Real estate investment managers raised US$32.8bn for vehicles focused on Asia Pacific last year, up from US$26.9bn in 2018, according to a new survey.
A new survey, which was conducted by ANREV, INREV and NCREIF in January and February, found that investment managers raised a record US$225.8bn globally last year.
More than 60% of the new capital raised in 2019 was invested before the end of the year, leaving the outstanding amount still to be deployed amid the challenging conditions brought on by the COVID-19 pandemic.
The survey reported that nearly 70% of managers expected an increase in capital raising activities over the next two years.
“Last year’s record-breaking year reflected a wave of optimism that had been built over a number of years by the end of 2019,” said Amélie Delaunay, director of research and professional standards at ANREV.

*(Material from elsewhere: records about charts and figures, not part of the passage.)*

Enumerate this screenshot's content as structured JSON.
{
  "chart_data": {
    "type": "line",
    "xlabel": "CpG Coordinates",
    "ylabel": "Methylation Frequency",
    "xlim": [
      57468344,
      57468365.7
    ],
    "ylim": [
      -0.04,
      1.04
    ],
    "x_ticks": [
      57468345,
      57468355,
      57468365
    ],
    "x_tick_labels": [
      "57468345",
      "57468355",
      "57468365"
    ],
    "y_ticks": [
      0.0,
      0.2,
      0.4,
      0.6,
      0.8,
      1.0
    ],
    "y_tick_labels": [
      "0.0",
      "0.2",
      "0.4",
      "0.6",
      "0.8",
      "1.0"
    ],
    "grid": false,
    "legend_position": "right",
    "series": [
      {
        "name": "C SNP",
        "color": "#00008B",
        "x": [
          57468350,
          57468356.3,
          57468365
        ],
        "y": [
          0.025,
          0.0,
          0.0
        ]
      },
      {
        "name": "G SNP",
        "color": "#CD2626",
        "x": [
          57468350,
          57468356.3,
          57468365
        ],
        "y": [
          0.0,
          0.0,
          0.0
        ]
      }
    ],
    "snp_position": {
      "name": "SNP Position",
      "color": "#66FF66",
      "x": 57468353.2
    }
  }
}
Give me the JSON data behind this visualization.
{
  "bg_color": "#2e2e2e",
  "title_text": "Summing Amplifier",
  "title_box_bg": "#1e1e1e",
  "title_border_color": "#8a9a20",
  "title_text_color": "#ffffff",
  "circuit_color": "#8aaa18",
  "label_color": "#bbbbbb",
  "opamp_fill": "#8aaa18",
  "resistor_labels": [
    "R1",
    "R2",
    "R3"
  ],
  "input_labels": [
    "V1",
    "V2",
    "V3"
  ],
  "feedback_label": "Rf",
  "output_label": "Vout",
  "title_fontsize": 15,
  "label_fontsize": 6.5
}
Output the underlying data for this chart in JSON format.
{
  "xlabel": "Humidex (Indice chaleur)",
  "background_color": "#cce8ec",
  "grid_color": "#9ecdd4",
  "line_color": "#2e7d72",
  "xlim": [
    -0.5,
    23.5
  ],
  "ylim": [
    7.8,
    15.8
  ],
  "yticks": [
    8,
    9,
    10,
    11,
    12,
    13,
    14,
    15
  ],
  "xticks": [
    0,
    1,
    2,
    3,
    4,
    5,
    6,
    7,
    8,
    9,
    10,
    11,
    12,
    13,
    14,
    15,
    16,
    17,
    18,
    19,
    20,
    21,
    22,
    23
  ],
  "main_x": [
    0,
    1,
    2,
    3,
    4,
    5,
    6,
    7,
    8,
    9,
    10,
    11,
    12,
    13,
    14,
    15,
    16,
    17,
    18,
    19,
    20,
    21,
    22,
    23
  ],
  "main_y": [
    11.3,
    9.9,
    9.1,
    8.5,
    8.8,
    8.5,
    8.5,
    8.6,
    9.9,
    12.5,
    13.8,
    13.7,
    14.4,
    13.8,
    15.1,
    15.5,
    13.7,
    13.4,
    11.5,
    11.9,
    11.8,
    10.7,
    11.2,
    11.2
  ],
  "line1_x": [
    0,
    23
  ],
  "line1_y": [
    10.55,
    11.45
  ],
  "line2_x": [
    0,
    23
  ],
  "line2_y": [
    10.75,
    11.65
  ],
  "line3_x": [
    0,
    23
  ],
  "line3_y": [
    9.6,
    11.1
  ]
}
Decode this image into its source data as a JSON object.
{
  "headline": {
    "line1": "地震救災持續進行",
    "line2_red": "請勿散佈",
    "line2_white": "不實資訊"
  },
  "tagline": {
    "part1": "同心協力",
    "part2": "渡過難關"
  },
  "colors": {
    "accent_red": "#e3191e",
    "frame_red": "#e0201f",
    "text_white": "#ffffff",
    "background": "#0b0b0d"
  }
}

“Up until the end of last year, more capital was being earmarked for Asia Pacific and managers based in the region were still looking increasingly outwards for their real estate investments. The COVID-19 crisis, however, has put the global economy on a drastically different course and will no doubt prompt strategic reappraisal and asset revaluation.
“With capital still left to be deployed, the question for real estate fund managers will be how best to put these funds to use at a time of unprecedented upheaval. The impact on the real estate industry is yet to be fully seen, but as an asset class, it remains an important component in long-term investors’ portfolio and source of diversification.”
While managers based in Asia Pacific allocated 79.6% of the equity they had raised to investments in their home region, local managers had also earmarked almost 14% of capital commitments to North American strategies.
European-based managers planned to invest 7% of capital raised into the APAC region, while North American managers had allocated 6.3% of new equity to Asia Pacific.